Melissa Vandenberg finds inspiration in ordinary materials, using items like matches, quilts, stickers, popsicles and temporary tattoos to address issues of power, mortality, patriotism and pride. Vandenberg used hundreds of handkerchiefs to create a site-specific installation in The Rockwell’s rotunda entryway. Vandenberg also had the opportunity to serve as a Guest Artist in the Corning Museum of Glass Hot Shop amphitheater.
Crystal Gregory uses textiles as veils and screens that restrict and alter our views of the surrounding space. Her work questions our awareness of the multiple filters and lenses through which we see the world.

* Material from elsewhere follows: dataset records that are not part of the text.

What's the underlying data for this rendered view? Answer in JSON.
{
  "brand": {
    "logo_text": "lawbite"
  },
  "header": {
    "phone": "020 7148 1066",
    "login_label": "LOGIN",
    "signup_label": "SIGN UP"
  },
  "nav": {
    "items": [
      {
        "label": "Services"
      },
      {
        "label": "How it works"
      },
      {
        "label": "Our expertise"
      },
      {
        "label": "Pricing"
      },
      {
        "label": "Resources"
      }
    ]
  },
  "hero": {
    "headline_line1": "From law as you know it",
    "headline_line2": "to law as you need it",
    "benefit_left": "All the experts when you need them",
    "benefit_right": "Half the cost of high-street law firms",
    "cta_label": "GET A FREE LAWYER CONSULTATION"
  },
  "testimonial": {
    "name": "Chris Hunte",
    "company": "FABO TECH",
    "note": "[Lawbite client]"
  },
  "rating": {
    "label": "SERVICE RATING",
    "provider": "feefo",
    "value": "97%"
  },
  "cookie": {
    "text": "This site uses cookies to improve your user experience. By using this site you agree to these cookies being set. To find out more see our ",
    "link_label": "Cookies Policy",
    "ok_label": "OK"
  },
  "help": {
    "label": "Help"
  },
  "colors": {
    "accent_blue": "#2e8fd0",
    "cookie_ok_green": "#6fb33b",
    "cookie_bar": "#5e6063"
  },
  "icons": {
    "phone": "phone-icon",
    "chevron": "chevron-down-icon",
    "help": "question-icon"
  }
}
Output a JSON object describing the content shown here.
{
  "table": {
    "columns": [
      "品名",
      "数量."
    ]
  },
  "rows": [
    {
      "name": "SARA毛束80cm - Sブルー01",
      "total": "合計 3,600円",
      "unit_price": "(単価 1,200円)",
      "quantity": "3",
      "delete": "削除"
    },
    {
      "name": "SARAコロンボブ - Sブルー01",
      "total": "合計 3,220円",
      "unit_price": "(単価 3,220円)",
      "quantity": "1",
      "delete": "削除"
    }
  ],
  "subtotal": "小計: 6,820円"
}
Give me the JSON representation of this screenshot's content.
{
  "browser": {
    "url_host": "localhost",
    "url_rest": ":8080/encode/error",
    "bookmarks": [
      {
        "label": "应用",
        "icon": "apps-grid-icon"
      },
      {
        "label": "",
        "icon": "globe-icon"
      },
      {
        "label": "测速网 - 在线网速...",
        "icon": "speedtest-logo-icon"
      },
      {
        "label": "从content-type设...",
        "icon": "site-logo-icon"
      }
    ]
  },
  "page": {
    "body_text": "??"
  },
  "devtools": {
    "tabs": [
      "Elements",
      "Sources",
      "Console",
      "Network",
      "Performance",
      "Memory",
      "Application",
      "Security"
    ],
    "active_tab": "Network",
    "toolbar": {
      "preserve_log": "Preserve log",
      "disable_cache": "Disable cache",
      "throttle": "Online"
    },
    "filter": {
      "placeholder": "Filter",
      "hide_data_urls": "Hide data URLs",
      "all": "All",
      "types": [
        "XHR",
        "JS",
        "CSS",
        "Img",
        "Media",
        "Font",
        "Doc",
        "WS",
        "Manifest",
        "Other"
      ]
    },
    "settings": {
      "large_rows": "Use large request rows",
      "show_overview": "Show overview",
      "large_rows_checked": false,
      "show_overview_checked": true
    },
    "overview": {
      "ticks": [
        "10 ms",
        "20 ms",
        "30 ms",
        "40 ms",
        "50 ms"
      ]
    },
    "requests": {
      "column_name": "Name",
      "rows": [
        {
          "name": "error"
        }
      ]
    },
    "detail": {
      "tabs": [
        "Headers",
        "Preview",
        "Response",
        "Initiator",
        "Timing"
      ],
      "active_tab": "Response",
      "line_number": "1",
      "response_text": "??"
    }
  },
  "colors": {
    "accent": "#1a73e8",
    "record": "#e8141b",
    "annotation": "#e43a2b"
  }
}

The perfect fit for our Art + Science program year, Gregory experiments with media and plays with our expectations of how each material is used. Traditionally, metal serves as function and load-bearing, while lace is a non-structural, decorative element. Here, the roles have been reversed ‒ woven lace becomes the structural support while a cast pewter ribbon adorns the work’s lower edge. Through the Thread prompts us to consider the distortions of our own perspective.